Exam-Style Question 4 — Extended Response [10 marks]

Question:

A scientist is studying the effect of temperature on the growth of a bacterial culture. They inoculate several Petri dishes with the same amount of bacteria and incubate them at different temperatures. After 24 hours, they measure the area covered by the bacterial colonies on each dish. The results are shown below.

Temperature (°C)	Area Covered (mm$^2$)
10	5
20	25
30	60
40	95
50	40
60	2

(a) Describe the cell structures that are common to both bacterial cells and animal cells. [4]

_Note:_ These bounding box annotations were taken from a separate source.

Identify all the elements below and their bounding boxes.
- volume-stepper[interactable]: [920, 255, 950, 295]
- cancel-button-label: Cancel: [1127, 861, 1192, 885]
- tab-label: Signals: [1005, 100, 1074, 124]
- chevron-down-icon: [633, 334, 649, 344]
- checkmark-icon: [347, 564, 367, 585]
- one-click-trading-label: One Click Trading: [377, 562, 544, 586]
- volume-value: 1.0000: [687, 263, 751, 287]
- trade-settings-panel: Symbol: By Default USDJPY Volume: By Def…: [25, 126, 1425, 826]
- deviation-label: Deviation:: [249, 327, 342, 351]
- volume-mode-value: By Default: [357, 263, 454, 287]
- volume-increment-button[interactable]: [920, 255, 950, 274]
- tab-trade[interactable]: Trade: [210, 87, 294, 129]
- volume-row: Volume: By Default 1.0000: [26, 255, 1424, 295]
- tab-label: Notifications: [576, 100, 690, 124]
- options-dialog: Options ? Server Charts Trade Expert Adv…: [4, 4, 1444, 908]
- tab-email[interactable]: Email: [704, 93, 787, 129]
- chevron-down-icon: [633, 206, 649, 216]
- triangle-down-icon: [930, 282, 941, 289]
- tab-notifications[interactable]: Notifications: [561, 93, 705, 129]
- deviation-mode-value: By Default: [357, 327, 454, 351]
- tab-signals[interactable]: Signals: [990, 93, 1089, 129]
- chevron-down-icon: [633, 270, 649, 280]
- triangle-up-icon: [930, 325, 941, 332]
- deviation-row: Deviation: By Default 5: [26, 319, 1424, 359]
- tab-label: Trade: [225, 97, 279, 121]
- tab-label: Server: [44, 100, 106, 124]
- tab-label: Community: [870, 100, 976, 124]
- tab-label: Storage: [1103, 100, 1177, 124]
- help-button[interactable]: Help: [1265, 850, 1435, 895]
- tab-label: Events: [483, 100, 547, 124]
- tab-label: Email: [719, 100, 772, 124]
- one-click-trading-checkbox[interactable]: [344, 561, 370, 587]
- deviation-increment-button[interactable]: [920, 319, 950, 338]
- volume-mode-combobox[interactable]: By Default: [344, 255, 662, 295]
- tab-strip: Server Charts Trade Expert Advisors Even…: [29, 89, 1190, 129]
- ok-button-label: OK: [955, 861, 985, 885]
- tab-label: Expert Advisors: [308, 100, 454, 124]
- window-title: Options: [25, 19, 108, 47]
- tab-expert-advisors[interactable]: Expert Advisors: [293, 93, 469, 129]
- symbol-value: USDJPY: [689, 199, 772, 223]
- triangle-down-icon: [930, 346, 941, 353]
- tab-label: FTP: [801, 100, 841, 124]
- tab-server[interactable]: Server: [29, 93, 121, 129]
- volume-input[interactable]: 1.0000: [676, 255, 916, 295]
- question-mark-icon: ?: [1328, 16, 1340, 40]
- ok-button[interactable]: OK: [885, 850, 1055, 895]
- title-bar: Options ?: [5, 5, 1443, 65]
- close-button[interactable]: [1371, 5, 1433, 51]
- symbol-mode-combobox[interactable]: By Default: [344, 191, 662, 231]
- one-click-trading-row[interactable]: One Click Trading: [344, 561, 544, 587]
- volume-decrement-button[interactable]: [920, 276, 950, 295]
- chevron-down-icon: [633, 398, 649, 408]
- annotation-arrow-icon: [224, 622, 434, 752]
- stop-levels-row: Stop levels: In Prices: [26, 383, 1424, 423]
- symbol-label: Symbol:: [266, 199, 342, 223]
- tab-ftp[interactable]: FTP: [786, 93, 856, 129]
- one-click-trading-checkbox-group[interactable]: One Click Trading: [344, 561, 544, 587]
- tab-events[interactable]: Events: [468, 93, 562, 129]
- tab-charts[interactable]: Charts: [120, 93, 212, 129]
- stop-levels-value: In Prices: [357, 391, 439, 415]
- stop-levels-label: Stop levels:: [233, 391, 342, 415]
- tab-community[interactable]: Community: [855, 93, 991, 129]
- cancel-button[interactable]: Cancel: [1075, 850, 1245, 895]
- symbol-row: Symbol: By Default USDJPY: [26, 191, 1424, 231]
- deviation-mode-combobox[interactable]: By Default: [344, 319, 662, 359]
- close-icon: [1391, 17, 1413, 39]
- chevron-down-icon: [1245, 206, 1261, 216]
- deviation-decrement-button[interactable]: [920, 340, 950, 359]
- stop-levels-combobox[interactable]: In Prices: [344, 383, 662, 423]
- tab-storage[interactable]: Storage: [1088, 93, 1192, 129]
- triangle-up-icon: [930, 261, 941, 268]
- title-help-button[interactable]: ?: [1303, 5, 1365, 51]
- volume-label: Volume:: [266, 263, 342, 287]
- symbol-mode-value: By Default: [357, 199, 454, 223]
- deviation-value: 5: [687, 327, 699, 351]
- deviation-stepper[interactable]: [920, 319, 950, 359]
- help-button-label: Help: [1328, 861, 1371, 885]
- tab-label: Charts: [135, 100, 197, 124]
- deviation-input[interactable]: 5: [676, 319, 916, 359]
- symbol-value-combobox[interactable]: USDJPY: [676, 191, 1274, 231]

(b) Explain the trend in bacterial growth observed in the table. [6]

Worked Solution:

(a)

1. Both bacterial and animal cells have a cell membrane. The membrane is essential
2. The cell membrane controls the entry and exit of substances. Explaining its function
3. Both bacterial and animal cells have cytoplasm. The cytoplasm is essential
4. The cytoplasm is where metabolic reactions occur. Explaining its function
5. Both bacterial and animal cells have ribosomes. The ribosomes are essential
6. Ribosomes are the site of protein synthesis. Explaining its function

How to earn full marks:

• 1 mark for stating a cell structure common to both bacterial and animal cells. $\boxed{}$
• 1 mark for describing the function of that cell structure. $\boxed{}$
• Maximum 2 marks for stating cell structures without describing their function.

(b)

1. At low temperatures (10°C), bacterial growth is slow because enzymes have low kinetic energy. Explaining the effect of low temperature on enzyme activity
2. This reduces the rate of metabolic reactions required for growth and reproduction. Explaining the link between enzyme activity and growth
3. As the temperature increases (20-40°C), bacterial growth increases as enzymes work faster. Explaining the effect of increasing temperature on enzyme activity
4. The rate of metabolic reactions increases, leading to faster growth and reproduction. Explaining the link between enzyme activity and growth
5. At high temperatures (50-60°C), bacterial growth decreases because enzymes are denatured. Explaining the effect of high temperature on enzyme activity
6. The active site changes shape, preventing substrate binding and stopping metabolic reactions. Explaining the mechanism of enzyme denaturation

How to earn full marks:

• 1 mark for explaining the slow growth at low temperatures due to low enzyme activity. $\boxed{}$
• 1 mark for linking low enzyme activity to reduced metabolic reactions and slower growth. $\boxed{}$
• 1 mark for explaining the increased growth at moderate temperatures due to increased enzyme activity. $\boxed{}$
• 1 mark for linking increased enzyme activity to faster metabolic reactions and growth. $\boxed{}$
• 1 mark for explaining the decreased growth at high temperatures due to enzyme denaturation. $\boxed{}$
• 1 mark for explaining the mechanism of enzyme denaturation (active site change). $\boxed{}$

Common Pitfall: When explaining the effect of temperature on bacterial growth, many students forget to mention enzymes. Remember that bacterial growth depends on metabolic reactions, which are controlled by enzymes. Also, be sure to explain why high temperatures inhibit growth (denaturation).